Predicting Rice Cropping Patterns around Poyang Lake, China using a Cellular Automata Model

http://mason.gmu.edu/~qtian2/QingTianSummary.html
Normally, on this blog, the focus is on agent-based modeling and GIS. However, I am not agnostic to other modeling approaches especially cellular automata (CA) modeling (which I have written about in the past).  To this end, Rui Zhang, Qing Tian, Luguang Jiang, Shuhua Qi, Ruixin Yang and myself recently had a paper published in Land Use Policy entitled: "Projecting Cropping Patterns around Poyang Lake and Prioritizing Areas for Policy Intervention to Promote Rice: A Cellular Automata Model" In the paper we explore current land use patterns in the Poyang Lake Region (PLR) of China. Specifically, we focus on current rice production in the region and what this might look like in the future (especially the impact of farmland consolidation) by using an CA model (built on the DINAMICA EGO platform). Below you can read the abstract to our paper, along with some figures, outlining our study area, the model design and development, along with observed current day and predicted rice cropping patterns around Poyang Lake. Finally at the bottom of the post I provide the full reference and a link to the paper.

Abstract:
Rural households’ cropping choices are increasingly influenced by nonfarm activities across the developing world, raising serious concerns about food security locally and globally. In China, rapid urbanization has led to agricultural decline in some regions. To stimulate agriculture, the Chinese government has recently increased its effort in farmland consolidation by providing special support to large farms in an attempt to address land-use inefficiency associated with small farming operations in rural China. Focusing on the Poyang Lake Region (PLR), we develop a Cellular Automata (CA) model to explore future agricultural land use and examine the impact of farmland consolidation. PLR is an important rice production base in Jiangxi Province and China. In PLR rice can be grown once a year on a plot, called one-season rice, or twice a year on the same plot, called two-season rice. Our CA model simulates the transition between one-season and two-season rice. Emphasizing distributional differences in the region, we use the modeling results to identify five areas where rice cultivation is (i) relatively stable for one-season rice, (ii) more likely to be one-season rice, (iii) of equal probability for either type, (iv) more likely to be two-season rice, and (v) relatively stable for two-season rice. We then explore the characteristics of these areas in terms of biophysical and geographical environments to provide further insights into how the government may prioritize areas for interventions to effectively promote food production and environmental sustainability. The analysis also indicates a positive effect of farmland consolidation on promoting rice production.
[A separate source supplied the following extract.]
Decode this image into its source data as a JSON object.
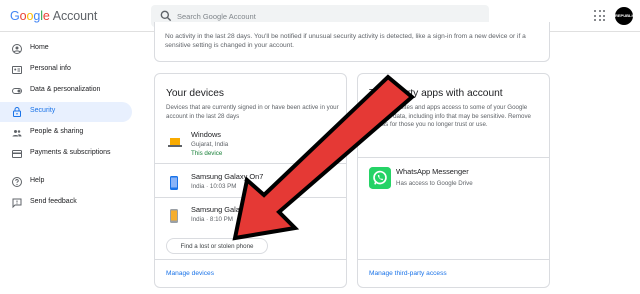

Keywords: Agricultural Land Use; Cellular Automata; Food Security; Environmental Sustainability; Farmland Consolidation; China.
Poyang Lake Region. The left map shows its location in China. Rice cropping patterns shown on the right map were interpreted from Landsat images in 2013.
Model design and development

Rice cropping patterns around Poyang Lake. The map on the left is observed land use in 2013 and on the right prediction for 2033.

Full Reference:
Zhang, R., Tian, Q., Jiang, L., Crooks, A.T., Qi, S. and Yang, R. (2018), Projecting Cropping Patterns around Poyang Lake and Prioritizing Areas for Policy Intervention to Promote Rice: A Cellular Automata Model, Land Use Policy, 74: 248-260. (pdf)
As always, any thoughts or comments are most welcome.